Compaq inspirateur de l’iPod ?

Mobilité

Apple n’était pas la première sur le marché du baladeur numérique. Compaq dispose même d’un brevet et d’un projet remontant à 1998. Pourquoi HP n’a-t-il pas retenu ce premier baladeur numérique sur disque dur ?

Ce n’est pas Apple qui détient le brevet du principe de fonctionnement de l’iPod, mais Compaq ! Bizarrerie de l’histoire, la firme qui a fusionné avec HP en 2002 avait développé dès 1998 un lecteur numérique aujourd’hui peu connu du public, le Personal JukeBox (PJB). Lancé en 1999, celui-ci n’a pas été retenu par HP dans la multitude de projets nés de la fusion des deux sociétés. Aujourd’hui, le premier groupe informatique mondial se prépare pourtant à vendre un iPod d’Apple sous sa marque voir édition du 9 janvier 2004. Certains, comme nos confrères de The Register, y voient la faillite de la politique d’innovation du groupe dirigé par Carly Fiorina.
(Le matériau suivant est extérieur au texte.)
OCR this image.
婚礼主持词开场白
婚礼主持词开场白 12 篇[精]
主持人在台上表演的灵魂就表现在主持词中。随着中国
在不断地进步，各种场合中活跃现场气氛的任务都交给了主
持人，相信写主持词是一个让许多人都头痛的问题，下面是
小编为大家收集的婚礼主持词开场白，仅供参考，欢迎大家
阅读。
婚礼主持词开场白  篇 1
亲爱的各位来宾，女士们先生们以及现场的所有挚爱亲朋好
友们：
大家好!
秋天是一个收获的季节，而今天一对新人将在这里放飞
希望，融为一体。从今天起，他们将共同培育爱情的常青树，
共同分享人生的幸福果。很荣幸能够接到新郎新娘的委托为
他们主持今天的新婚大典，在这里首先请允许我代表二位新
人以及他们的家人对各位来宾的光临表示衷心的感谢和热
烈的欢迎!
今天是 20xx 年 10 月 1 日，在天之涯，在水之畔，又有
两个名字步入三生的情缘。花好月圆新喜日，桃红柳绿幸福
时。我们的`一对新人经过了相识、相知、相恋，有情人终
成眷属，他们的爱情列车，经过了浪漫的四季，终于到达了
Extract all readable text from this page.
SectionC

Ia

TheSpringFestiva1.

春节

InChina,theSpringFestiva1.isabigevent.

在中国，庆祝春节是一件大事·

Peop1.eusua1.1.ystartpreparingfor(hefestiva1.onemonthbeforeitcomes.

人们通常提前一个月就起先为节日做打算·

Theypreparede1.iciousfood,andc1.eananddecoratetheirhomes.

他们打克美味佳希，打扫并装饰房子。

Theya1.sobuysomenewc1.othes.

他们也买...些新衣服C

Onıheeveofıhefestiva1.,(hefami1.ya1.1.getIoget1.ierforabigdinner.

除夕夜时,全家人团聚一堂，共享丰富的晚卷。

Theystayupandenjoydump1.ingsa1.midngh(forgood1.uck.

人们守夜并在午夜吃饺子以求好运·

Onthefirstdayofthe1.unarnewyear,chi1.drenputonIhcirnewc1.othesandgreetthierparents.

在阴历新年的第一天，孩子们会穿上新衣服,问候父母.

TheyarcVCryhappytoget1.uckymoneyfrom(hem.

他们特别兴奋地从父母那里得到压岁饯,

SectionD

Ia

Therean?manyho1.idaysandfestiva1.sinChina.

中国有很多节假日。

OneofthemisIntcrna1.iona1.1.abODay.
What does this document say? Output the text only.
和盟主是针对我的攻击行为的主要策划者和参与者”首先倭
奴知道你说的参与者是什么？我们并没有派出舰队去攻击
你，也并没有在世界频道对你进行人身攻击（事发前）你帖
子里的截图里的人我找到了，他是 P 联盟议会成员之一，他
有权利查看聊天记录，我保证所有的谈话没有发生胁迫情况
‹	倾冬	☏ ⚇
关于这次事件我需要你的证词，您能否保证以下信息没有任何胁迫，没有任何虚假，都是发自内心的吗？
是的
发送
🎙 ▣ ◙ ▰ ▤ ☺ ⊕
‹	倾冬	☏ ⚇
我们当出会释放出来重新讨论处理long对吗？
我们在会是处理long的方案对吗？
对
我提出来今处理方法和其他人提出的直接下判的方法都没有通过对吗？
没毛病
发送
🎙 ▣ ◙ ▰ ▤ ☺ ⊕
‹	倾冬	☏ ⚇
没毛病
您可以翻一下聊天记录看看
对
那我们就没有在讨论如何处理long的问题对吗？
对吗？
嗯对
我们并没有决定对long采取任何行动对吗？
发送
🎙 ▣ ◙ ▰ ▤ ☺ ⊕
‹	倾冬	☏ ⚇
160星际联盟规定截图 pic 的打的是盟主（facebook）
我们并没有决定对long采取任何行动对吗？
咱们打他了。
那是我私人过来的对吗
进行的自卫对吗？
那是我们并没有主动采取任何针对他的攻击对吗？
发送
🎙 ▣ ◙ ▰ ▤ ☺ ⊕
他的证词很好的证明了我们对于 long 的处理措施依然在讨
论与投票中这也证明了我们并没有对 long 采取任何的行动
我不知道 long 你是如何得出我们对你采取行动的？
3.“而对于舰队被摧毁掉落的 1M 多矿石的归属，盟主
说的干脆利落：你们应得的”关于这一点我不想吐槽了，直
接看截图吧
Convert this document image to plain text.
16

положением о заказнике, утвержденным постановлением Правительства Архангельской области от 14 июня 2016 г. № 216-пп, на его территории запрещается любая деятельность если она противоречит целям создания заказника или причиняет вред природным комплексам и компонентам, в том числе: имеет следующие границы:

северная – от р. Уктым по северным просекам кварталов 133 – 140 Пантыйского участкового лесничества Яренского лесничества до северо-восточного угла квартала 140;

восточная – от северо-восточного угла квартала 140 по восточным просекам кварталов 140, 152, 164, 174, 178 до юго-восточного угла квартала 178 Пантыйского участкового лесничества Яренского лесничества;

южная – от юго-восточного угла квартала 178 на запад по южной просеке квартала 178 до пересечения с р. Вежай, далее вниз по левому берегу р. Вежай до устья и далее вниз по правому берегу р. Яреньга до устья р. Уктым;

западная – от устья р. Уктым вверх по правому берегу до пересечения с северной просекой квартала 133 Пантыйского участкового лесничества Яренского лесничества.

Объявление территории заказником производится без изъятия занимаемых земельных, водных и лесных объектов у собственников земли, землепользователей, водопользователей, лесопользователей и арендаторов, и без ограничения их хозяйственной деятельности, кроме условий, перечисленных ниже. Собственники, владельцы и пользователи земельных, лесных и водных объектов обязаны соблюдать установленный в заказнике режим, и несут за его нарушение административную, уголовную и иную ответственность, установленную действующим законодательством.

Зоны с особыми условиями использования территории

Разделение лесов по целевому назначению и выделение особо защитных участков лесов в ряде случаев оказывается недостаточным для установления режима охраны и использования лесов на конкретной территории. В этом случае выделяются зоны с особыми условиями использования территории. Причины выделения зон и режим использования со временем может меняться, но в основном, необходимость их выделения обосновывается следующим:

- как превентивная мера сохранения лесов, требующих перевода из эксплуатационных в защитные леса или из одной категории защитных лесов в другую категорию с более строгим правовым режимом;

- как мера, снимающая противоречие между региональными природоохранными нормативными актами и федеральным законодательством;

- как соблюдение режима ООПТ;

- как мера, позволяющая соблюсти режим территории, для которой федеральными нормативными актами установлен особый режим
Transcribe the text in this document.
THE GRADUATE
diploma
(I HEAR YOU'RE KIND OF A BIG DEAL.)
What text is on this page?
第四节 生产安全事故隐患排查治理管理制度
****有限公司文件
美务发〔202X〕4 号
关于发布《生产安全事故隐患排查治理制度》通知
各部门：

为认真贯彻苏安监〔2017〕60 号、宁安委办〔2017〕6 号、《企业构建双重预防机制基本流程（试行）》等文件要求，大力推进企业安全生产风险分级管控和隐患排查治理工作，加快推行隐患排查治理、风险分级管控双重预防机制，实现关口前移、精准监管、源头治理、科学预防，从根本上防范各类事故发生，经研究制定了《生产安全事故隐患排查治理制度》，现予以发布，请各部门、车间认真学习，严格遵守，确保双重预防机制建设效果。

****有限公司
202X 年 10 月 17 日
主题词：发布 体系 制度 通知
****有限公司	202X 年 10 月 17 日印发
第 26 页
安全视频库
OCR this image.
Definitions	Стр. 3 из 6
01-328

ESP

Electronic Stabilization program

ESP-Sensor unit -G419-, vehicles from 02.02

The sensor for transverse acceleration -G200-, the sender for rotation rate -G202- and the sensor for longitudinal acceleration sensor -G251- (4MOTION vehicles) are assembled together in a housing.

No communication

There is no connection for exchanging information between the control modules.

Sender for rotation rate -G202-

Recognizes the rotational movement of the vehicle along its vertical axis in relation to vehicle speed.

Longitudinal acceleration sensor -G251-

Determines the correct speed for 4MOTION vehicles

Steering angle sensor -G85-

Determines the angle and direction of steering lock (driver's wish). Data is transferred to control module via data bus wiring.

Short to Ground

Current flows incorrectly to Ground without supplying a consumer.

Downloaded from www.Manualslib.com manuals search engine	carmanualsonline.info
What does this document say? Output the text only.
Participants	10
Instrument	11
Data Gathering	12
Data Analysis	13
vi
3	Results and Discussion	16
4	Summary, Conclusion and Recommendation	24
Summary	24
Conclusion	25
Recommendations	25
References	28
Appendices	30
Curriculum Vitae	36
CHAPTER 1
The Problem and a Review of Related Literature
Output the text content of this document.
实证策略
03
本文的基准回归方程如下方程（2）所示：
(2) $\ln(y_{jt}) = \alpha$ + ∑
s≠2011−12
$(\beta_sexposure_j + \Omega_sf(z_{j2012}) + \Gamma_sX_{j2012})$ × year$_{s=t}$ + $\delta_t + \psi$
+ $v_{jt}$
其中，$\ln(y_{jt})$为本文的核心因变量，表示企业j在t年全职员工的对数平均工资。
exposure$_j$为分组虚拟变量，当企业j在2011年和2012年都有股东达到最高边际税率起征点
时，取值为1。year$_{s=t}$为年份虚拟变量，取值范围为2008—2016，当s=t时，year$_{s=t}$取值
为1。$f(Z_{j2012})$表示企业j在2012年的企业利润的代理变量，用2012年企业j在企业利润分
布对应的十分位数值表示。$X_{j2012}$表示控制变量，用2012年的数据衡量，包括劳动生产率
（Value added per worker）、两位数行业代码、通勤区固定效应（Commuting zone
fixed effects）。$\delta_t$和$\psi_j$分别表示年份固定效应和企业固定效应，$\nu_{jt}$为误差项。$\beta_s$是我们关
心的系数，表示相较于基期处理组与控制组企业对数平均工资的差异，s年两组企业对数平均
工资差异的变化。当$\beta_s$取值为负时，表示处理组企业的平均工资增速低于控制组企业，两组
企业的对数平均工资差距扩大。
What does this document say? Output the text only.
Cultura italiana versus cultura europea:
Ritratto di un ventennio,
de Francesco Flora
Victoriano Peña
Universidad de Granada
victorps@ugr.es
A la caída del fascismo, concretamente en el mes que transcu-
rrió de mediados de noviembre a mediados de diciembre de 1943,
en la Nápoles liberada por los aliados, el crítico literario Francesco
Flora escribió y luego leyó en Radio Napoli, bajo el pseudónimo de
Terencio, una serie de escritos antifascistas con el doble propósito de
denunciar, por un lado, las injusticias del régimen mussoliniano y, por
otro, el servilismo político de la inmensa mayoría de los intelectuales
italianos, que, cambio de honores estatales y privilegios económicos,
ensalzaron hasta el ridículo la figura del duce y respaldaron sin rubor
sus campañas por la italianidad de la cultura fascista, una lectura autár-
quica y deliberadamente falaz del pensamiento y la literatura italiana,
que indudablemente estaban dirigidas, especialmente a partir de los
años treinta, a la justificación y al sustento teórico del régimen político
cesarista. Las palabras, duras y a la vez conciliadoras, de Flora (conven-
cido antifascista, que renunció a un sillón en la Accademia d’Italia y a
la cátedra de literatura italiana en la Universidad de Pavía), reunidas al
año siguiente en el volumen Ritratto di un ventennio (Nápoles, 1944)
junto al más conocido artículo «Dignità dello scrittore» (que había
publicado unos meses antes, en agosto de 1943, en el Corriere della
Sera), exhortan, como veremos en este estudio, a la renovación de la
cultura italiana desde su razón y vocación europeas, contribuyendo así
Le brevet de Compaq décrit une méthode combinant l’utilisation de mémoire vive et d’un disque dur qui rappelle étrangement celle des lecteurs numériques à disques durs du marché. Reste que c’est la stratégie d’Apple qui s’est révélée payante pour l’instant, notamment grâce à l’adoption d’une de ses technologies dans l’iPod : FireWire. Sans celle-ci, l’iPod n’aurait été qu’un autre baladeur MP3 sur port USB du marché. FireWire permet de charger l’iPod en musique et en énergie en une seule opération. Surtout, le transfert de plus de 1 000 chansons s’opère en quelques minutes (10 minutes sur le premier modèle ou l’iPod Mini).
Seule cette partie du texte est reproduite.